一方、大戦に敗れた日本軍は、連合軍の命令により、東南アジアの各占領地域を現状維持のまま、上陸する連合軍部隊に引き渡すことになり、インドネシア人の独立派への武器引渡しも厳禁とされていた。この命令を守るために独立派との間でスマラン事件などの衝突が生じ、日本側にも多数の死傷者が出た〔1945年9月2日から約半年の間に、日本軍はインドネシア側との衝突で627人の死者を出した。そのなかでも1945年10月、中部ジャワ州のスマランで発生した日本軍部隊とインドネシア人独立派との衝突(スマラン事件)では日本側に187人、インドネシア側に2000人近い犠牲者が出た(後藤乾一「戦後日本・インドネシア関係史研究序説」、『社会科学討究』40巻2号、1994年12月、358-359頁)。〕。他方で、日本軍部隊が上官の命によって兵器の集積庫を開放し、横流しした例もある〔増田、1971年、205-206頁。〕。その結果、日本軍からは3万丁以上の三八式歩兵銃、数百の野砲・トラック、食料、弾薬、軍刀など多くの資材が独立派の手に渡った〔元蘭印軍出身で後にインドネシア国軍の高官となるナスティオンの著作は、小銃2万6000、自動小銃1300、機関銃600、手榴弾9500、速射砲40、榴弾砲16などの数字を挙げている。〕。
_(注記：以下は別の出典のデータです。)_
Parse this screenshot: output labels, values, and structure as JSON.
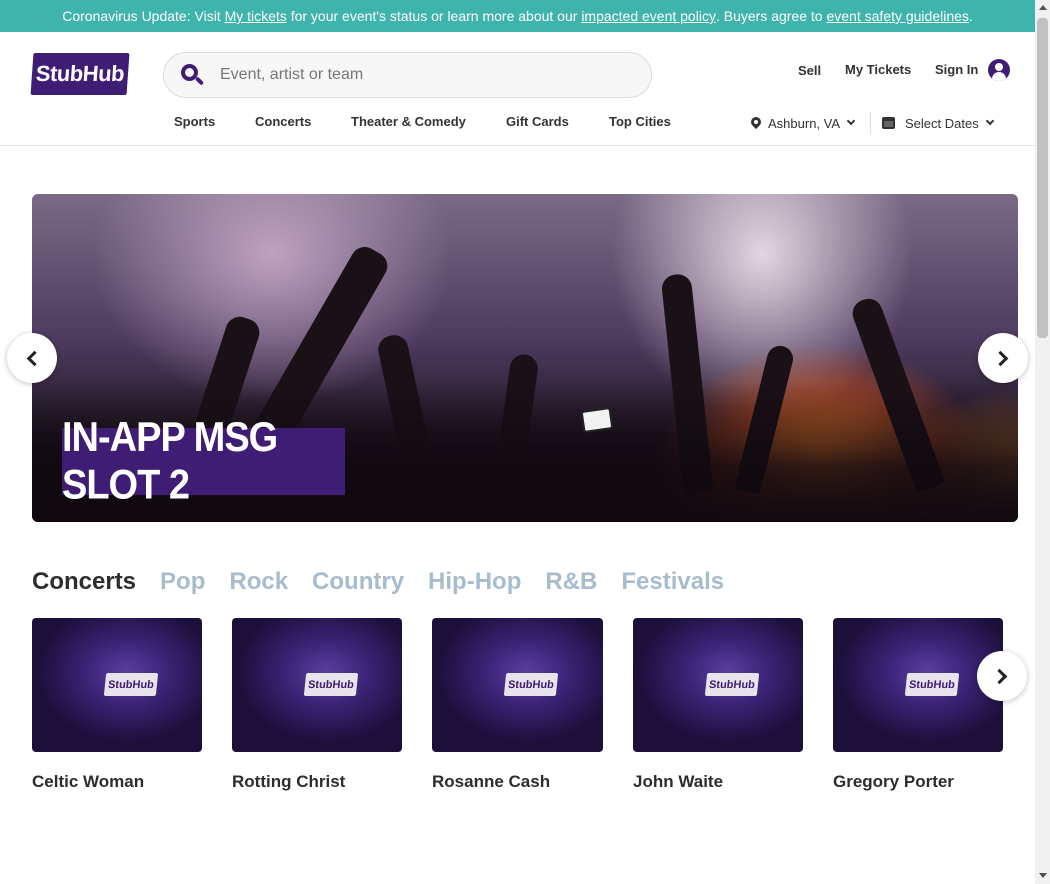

日本に引き揚げずに独立派に身を投じた元日本兵は数千人に上った〔畠山清行、p675-676頁。各国の独立運動支援のために武器を持ったまま義勇軍に加わる者も少なくなかった。インドネシアの場合、その数は通常3千人といわれ、千人がオランダ軍との戦いで独立義勇軍の兵士として戦死、千人がインドネシア独立後に日本へ帰国、千人がインドネシアに帰化したといわれる。帰化組は国の英雄とされ、死亡後は国立英雄墓地に埋葬されている。〕〔約2000人の元日本軍兵は祖国に帰らず、そのまま除隊(この時点で日本軍籍は消滅)、残留してインドネシア独立軍に参加し、降伏時所持していた兵器物資を横流しした者、軍政資材をそのまま利用し独立運動の広報・宣伝に当たった者もいた(『アジアに生きる大東亜戦争』ASEANセンター編/『アジア独立への道』田中正明など)。ある者はインドネシア人と結婚して家庭を築き、またある者はイスラームに改宗するなどして現地社会に溶け込み、インドネシア独立戦争の終了後も日本に帰還する者は少なかった。なお、陸軍第16軍の作戦参謀を務めた宮元静雄によると、帰隊者・死亡者をのぞく現地逃亡残留兵は総計277名で、そのうち166名はジャワのバンドン地区の将兵であった(宮元、1973年、375頁)。〕。